La critica definisce I’m Still Here il miglior film di Salles dal suo successo del 1998 Central do Brasil, che ottenne una nomination all’Oscar per il miglior film internazionale e la migliore attrice per Fernanda Montenegro. E’ stata l’ultima volta che un film brasiliano è entrato nella rosa dei candidati all’Oscar. In un bel gioco di simmetria cinematografica, la figlia di Montenegro, Fernanda Torres, interpreta Eunice Paiva in I’m Still Here.
Se il film di Salles è un regolamento di conti con i peccati del passato, The Seed of the Sacred Fig di Rasoulof è un confronto con la violenza dell’Iran di oggi. Il film segue un giudice conservatore (il suo lavoro è firmare condanne a morte per il governo) che è costretto a scegliere tra il sostegno ai mullah al potere e la sua stessa famiglia, comprese due figlie adolescenti, che vengono coinvolte nelle proteste “Donna, Vita, Libertà”. Rasoulof ha girato il film in segreto in Iran ed è fuggito dal paese, sfuggendo a una condanna a otto anni di carcere, poco prima della sua première a Cannes, dove ha vinto un premio speciale della giuria.
L’Iran non avrebbe mai scelto un film di Rasoulof come suo candidato ufficiale agli Oscar, ma il film si è qualificato come tedesco grazie ai suoi co-produttori berlinesi e allo status di rifugiato di Rasoulof in Germania. The Seed of the Sacred Fig offre ai votanti dell’Academy la rara possibilità di scegliere un film di un regista dissidente. Aspettatevi che colgano al volo l’occasione.

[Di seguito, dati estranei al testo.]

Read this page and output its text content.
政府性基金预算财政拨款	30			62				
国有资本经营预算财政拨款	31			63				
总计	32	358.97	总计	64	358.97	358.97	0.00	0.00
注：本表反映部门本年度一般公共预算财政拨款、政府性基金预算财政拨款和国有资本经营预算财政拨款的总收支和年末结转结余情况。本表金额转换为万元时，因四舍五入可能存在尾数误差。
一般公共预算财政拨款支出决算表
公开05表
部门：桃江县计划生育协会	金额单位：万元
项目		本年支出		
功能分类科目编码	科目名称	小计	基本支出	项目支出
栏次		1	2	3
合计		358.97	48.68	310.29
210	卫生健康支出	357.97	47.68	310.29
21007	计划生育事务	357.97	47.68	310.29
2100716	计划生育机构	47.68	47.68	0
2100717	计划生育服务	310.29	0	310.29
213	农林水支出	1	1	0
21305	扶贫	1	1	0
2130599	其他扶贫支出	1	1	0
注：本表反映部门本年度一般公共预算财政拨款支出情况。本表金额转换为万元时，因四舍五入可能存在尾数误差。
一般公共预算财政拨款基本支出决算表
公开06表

Le questioni politiche sono al centro di altri due favoriti nella categoria film internazionale: il saggio-documentario di Mati Diop Dahomey (vincitore del premio per il miglior film alla Berlinale) e il dramma in bianco e nero di Magnus von Horn The Girl With the Needle.
Dahomey, che rappresenta il Senegal nella corsa agli Oscar, segue il ritorno nella Repubblica del Benin di 26 tesori reali africani saccheggiati dalla Francia dal Regno di Dahomey. Combinando il cinema non-fiction con elementi di fantasia poetica – tra cui far parlare i manufatti con le loro voci fuori campo, sottintendendo che non sono semplici oggetti ma entità viventi con un reale potere culturale – Diop confonde i confini tra film narrativo e documentario mentre esplora la complicata eredità del colonialismo sull’identità africana moderna.
The Girl With the Needle, il candidato della Danimarca, è ambientato nella Copenaghen dei primi anni ’20 e racconta di una sarta vulnerabile il cui ricco amante, dopo averla messa incinta, si rifiuta di sposarla. Dato che l’aborto è ancora illegale, ha due opzioni: una pericolosa interruzione illegale che coinvolge una vasca da bagno e un ago da cucito o portare a termine la gravidanza e consegnare il bambino a un’agenzia di adozione clandestina. Il diritto all’aborto e l’autonomia del corpo delle donne sono probabilmente nella mente di molti votanti dell’Academy e rendono questo film tristemente attuale.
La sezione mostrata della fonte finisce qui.